Camarades, collègues,
Depuis l’entrée indiscrète et même ostentatoire de la pandémie du Covid-19
au Cameroun, notre plus grande préoccupation à nous les enseignants a été d’abord, comme citoyens, de « sauver des vies », ensuite et comme enseignants, de « sauver des esprits ». Nous étions pour cela en parfait accord avec les mesures gouvernementales. Peu ou mal accompagnés dans cette tâche, nous nous sommes attelés à l’accomplir de notre mieux. Aussi avons-nous fait la promotion de toutes les mesures gouvernementales, urbi et orbi. Avec celles édictées récemment, il apparaît qu’une page vient d’être tournée, et que va, malgré nous, s’ouvrir une époque de divergence responsable.
Derrière la crise sanitaire qui s’est édifiée ces derniers mois sur les traces du Covid-19, chacun a pu voir, avec un minimum d’attention, se profiler une crise économique et sociale.

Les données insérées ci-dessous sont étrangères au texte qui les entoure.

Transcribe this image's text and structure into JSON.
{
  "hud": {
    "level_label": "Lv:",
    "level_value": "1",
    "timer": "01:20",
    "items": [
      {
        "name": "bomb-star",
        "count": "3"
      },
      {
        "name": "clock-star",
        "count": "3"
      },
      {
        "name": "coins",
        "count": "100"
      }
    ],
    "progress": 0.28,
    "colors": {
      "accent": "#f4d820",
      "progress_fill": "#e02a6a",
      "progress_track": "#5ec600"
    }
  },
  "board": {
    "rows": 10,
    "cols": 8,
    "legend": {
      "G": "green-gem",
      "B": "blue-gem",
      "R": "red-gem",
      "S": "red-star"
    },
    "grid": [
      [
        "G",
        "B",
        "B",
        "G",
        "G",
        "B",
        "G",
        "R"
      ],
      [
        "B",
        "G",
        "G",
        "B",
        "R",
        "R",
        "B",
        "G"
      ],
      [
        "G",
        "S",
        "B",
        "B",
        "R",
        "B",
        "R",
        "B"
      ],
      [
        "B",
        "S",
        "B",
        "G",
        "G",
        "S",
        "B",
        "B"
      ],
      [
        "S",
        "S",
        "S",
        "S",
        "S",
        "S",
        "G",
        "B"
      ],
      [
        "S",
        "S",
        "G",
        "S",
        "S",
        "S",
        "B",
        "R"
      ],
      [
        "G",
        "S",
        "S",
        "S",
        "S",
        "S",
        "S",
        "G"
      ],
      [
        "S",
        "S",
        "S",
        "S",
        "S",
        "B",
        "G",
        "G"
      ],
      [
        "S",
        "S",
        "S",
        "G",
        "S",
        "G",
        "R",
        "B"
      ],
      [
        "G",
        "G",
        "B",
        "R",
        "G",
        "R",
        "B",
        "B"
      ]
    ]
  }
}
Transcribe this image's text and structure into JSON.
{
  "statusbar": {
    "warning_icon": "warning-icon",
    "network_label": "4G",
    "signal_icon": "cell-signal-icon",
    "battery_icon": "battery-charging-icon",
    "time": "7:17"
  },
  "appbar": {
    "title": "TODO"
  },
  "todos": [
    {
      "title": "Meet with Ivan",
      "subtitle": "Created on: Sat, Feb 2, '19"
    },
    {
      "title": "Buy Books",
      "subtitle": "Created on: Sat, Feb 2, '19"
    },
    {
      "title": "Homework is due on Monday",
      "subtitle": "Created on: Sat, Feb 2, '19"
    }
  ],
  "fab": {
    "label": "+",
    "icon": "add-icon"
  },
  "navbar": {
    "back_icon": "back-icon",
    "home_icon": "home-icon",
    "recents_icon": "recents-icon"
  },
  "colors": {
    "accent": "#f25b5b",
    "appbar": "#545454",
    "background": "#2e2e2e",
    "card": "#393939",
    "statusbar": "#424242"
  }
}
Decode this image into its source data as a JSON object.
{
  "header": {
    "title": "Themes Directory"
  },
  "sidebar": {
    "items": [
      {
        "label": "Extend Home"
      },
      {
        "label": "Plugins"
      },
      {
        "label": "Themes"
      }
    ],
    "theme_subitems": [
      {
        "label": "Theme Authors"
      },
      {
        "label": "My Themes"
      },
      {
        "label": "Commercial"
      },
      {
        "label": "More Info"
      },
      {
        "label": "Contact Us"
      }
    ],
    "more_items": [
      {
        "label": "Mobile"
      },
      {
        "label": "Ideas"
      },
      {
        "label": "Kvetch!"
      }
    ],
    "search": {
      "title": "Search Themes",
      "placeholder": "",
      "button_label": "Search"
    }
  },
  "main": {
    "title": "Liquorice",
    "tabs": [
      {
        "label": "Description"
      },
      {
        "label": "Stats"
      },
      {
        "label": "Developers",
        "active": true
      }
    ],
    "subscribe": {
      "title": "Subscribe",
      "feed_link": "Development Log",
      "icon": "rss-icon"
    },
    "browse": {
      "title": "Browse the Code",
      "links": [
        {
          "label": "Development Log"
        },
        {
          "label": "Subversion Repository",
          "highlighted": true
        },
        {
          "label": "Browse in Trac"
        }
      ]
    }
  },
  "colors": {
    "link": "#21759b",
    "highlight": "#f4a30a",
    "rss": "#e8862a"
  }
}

Il était clair que le confinement et la distanciation sociale allaient avoir un coût économique et un impact social. Une stratégie monopode ne pouvait donc être efficace contre la pandémie. Les mesures d’accompagnement sont finalement arrivées, au bout de deux longs mois. Nous étions déjà en pleine phase 2 de la pandémie, celle de la propagation communautaire du virus. Désormais, le virus circule dans toutes les régions, incognito et dangereux, comme un assassin masqué. Ce qu’il lui faut pour asseoir son emprise sur le pays, c’est le contact, la promiscuité. Et certaines des dernières mesures du Gouvernement lui offrent justement, comme sur un plateau d’argent, cette opportunité.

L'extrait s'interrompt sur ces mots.